Штамм туляремийного бактериофага гал

Изобретение относится к медицинской микробиологии и может быть использовано для идентификации возбудителя туляремии, выделяемого из организма больного и инфицированных объектов внешней среды. Штамм туляремийного бактериофага ГАЛ предназначен для идентификации основных подвидов Francisella tularensis и лизирует возбудителей туляремии трех подвидов (среднеазиатский, неарктический и голарктический) и основных видов болезни легионеров, а также для лабораторной диагностики туляремии. Штамм выделен из органов лабораторных животных, инфицированных живой культурой туляремийного вакцинного штамма №15 линии НИИЭГ. Штамм бактериофага депонирован в коллекции фагов ФГУ «48 ЦНИИ Минобороны России» под обозначением ГАЛ. Использование бактериофага позволяет повысить специфичность идентификации возбудителя туляремии от других возбудителей. 2 ил.

 

Изобретение относится к медицинской микробиологии, а именно к средствам лабораторной диагностики туляремии, и может быть использовано в научных и практических лабораториях, занимающихся индикацией и идентификацией туляремийных бактерий, выделяемых из организма больного и инфицированных объектов внешней среды.

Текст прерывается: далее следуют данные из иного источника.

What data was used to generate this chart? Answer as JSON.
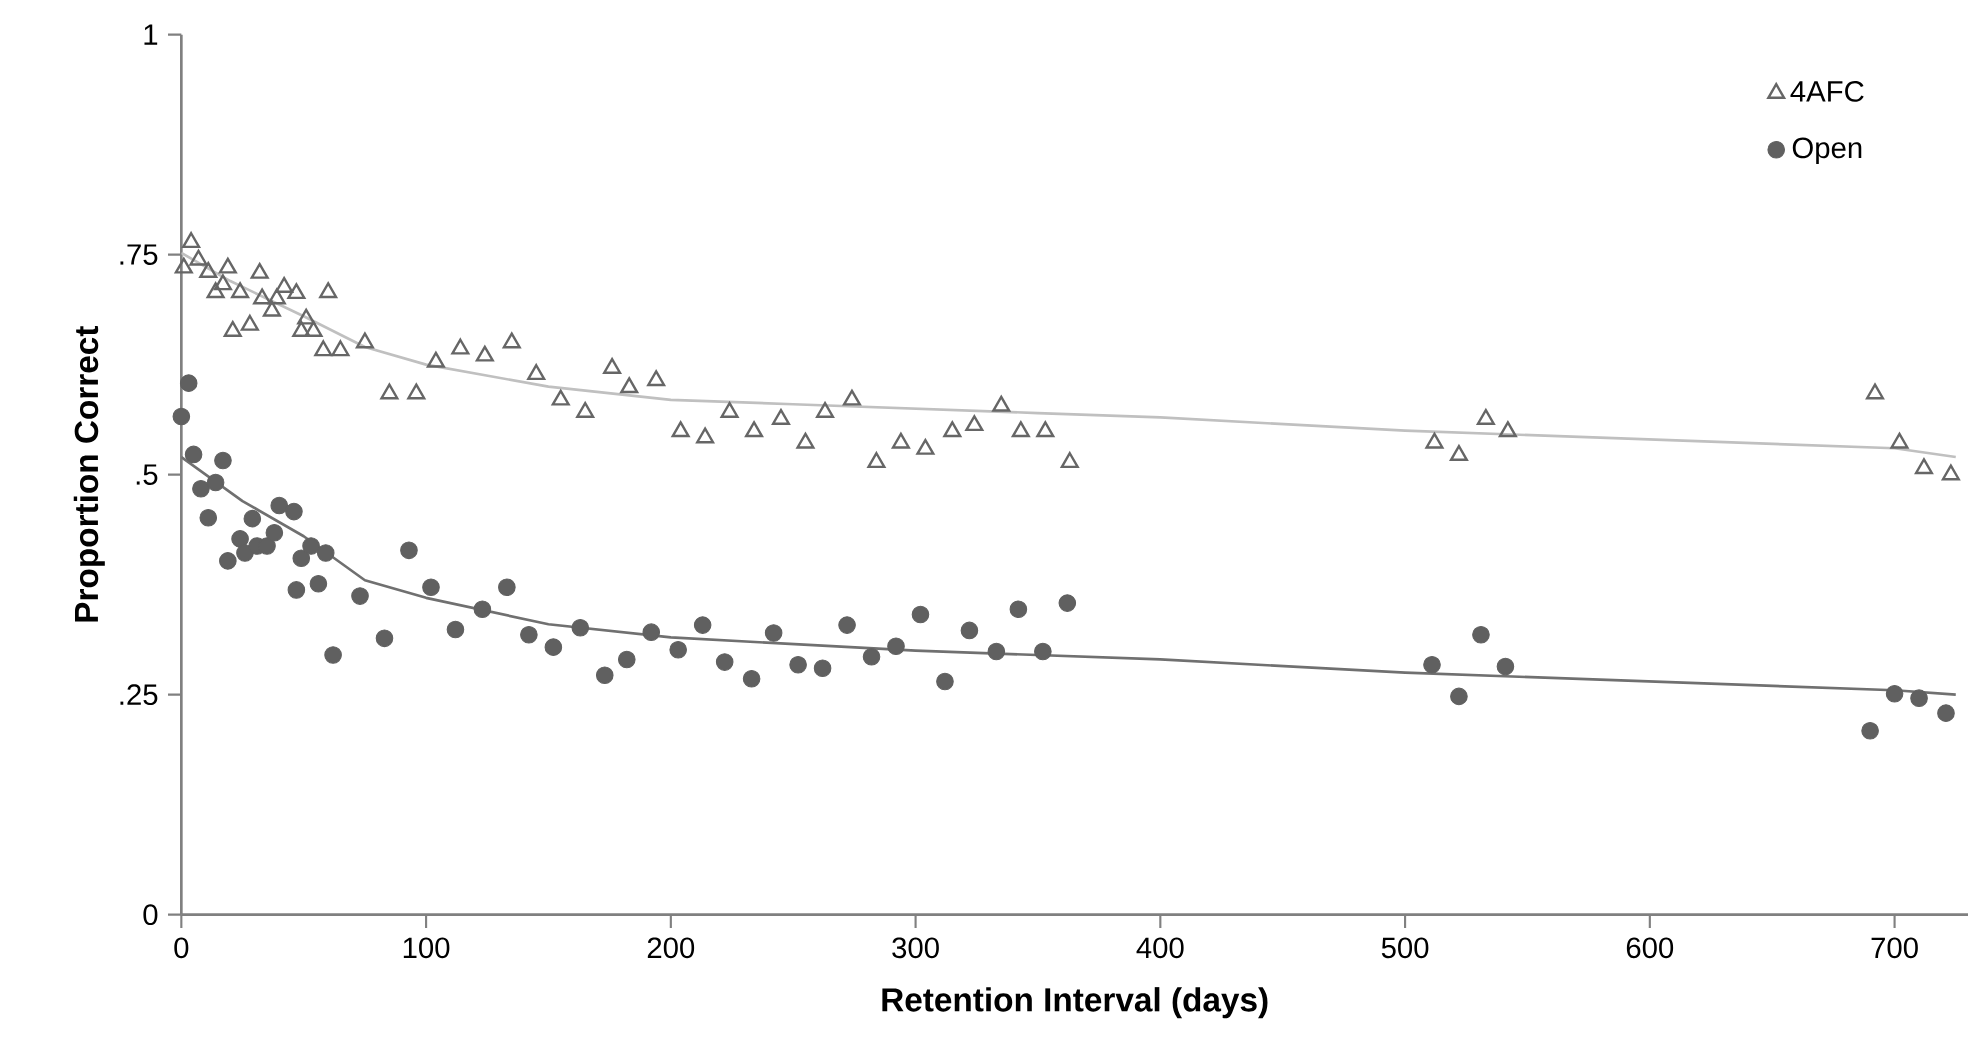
{
  "chart_data": {
    "type": "scatter",
    "xlabel": "Retention Interval (days)",
    "ylabel": "Proportion Correct",
    "xlim": [
      0,
      730
    ],
    "ylim": [
      0,
      1
    ],
    "xticks": [
      0,
      100,
      200,
      300,
      400,
      500,
      600,
      700
    ],
    "yticks": [
      0,
      {
        "value": 0.25,
        "label": ".25"
      },
      {
        "value": 0.5,
        "label": ".5"
      },
      {
        "value": 0.75,
        "label": ".75"
      },
      1
    ],
    "legend": "top right",
    "grid": false,
    "series": [
      {
        "name": "4AFC",
        "marker": "triangle",
        "color": "#666666",
        "x": [
          1,
          4,
          7,
          11,
          14,
          17,
          19,
          21,
          24,
          28,
          32,
          33,
          37,
          39,
          42,
          47,
          49,
          51,
          54,
          58,
          60,
          65,
          75,
          85,
          96,
          104,
          114,
          124,
          135,
          145,
          155,
          165,
          176,
          183,
          194,
          204,
          214,
          224,
          234,
          245,
          255,
          263,
          274,
          284,
          294,
          304,
          315,
          324,
          335,
          343,
          353,
          363,
          512,
          522,
          533,
          542,
          692,
          702,
          712,
          723
        ],
        "values": [
          0.735,
          0.764,
          0.744,
          0.73,
          0.707,
          0.716,
          0.735,
          0.663,
          0.707,
          0.67,
          0.729,
          0.7,
          0.686,
          0.7,
          0.713,
          0.706,
          0.663,
          0.677,
          0.663,
          0.641,
          0.707,
          0.641,
          0.65,
          0.592,
          0.592,
          0.628,
          0.643,
          0.635,
          0.65,
          0.614,
          0.585,
          0.571,
          0.621,
          0.599,
          0.607,
          0.549,
          0.542,
          0.571,
          0.549,
          0.563,
          0.536,
          0.571,
          0.585,
          0.514,
          0.536,
          0.529,
          0.549,
          0.556,
          0.578,
          0.549,
          0.549,
          0.514,
          0.536,
          0.522,
          0.563,
          0.549,
          0.592,
          0.536,
          0.507,
          0.5
        ]
      },
      {
        "name": "Open",
        "marker": "circle",
        "color": "#606060",
        "x": [
          0,
          3,
          5,
          8,
          11,
          14,
          17,
          19,
          24,
          26,
          29,
          31,
          35,
          38,
          40,
          46,
          47,
          49,
          53,
          56,
          59,
          62,
          73,
          83,
          93,
          102,
          112,
          123,
          133,
          142,
          152,
          163,
          173,
          182,
          192,
          203,
          213,
          222,
          233,
          242,
          252,
          262,
          272,
          282,
          292,
          302,
          312,
          322,
          333,
          342,
          352,
          362,
          511,
          522,
          531,
          541,
          690,
          700,
          710,
          721
        ],
        "values": [
          0.566,
          0.604,
          0.523,
          0.484,
          0.451,
          0.491,
          0.516,
          0.402,
          0.427,
          0.411,
          0.45,
          0.419,
          0.419,
          0.434,
          0.465,
          0.458,
          0.369,
          0.405,
          0.419,
          0.376,
          0.411,
          0.295,
          0.362,
          0.314,
          0.414,
          0.372,
          0.324,
          0.347,
          0.372,
          0.318,
          0.304,
          0.326,
          0.272,
          0.29,
          0.321,
          0.301,
          0.329,
          0.287,
          0.268,
          0.32,
          0.284,
          0.28,
          0.329,
          0.293,
          0.305,
          0.341,
          0.265,
          0.323,
          0.299,
          0.347,
          0.299,
          0.354,
          0.284,
          0.248,
          0.318,
          0.282,
          0.209,
          0.251,
          0.246,
          0.229
        ]
      },
      {
        "type": "line",
        "color": "#c0c0c0",
        "x": [
          0,
          20,
          50,
          75,
          100,
          150,
          200,
          250,
          300,
          350,
          400,
          500,
          700,
          725
        ],
        "values": [
          0.752,
          0.72,
          0.68,
          0.645,
          0.625,
          0.6,
          0.585,
          0.58,
          0.575,
          0.57,
          0.565,
          0.55,
          0.53,
          0.52
        ]
      },
      {
        "type": "line",
        "color": "#707070",
        "x": [
          0,
          25,
          50,
          75,
          100,
          150,
          200,
          300,
          400,
          500,
          700,
          725
        ],
        "values": [
          0.52,
          0.47,
          0.43,
          0.38,
          0.36,
          0.33,
          0.315,
          0.3,
          0.29,
          0.275,
          0.255,
          0.25
        ]
      }
    ]
  }
}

Известны многие бактериофаги, используемые для идентификации и фаготипирования бактерий различного систематического положения (Медицинская микробиология. / Гл. ред. В.И.Покровский, O.K.Поздеев. - М.: ГЭОТАР, Медицина, 1999). Общими по отношению к заявляемым фагам являются этапы их получения, состоящие в выделении и накоплении фаговых частиц, проверки специфичности свойств и использования в целях лабораторной диагностики. Однако известные бактериофаги не могут быть использованы для идентификации и фаготипирования Francisella tularensis в связи с высокой специфичностью механизмов взаимодействия бактерий и паразитирующих в них вирусов. По этой причине они не способны адсорбироваться на поверхности клеток Francisella tularensis, репродуцироваться в них и вызывать их лизис.

О существовании феномена бактерофагии у туляремийного микроба известно из данных, приведенных в литературе (Н.Г.Олсуфьев Таксономия, микробиология и лабораторная диагностика возбудителя туляремии. - М., Медицина, 1975. - С.115-116). Там же отмечено, что обнаруженный литический агент относится к умеренным фагам, однако выделить бактериофаг не удалось.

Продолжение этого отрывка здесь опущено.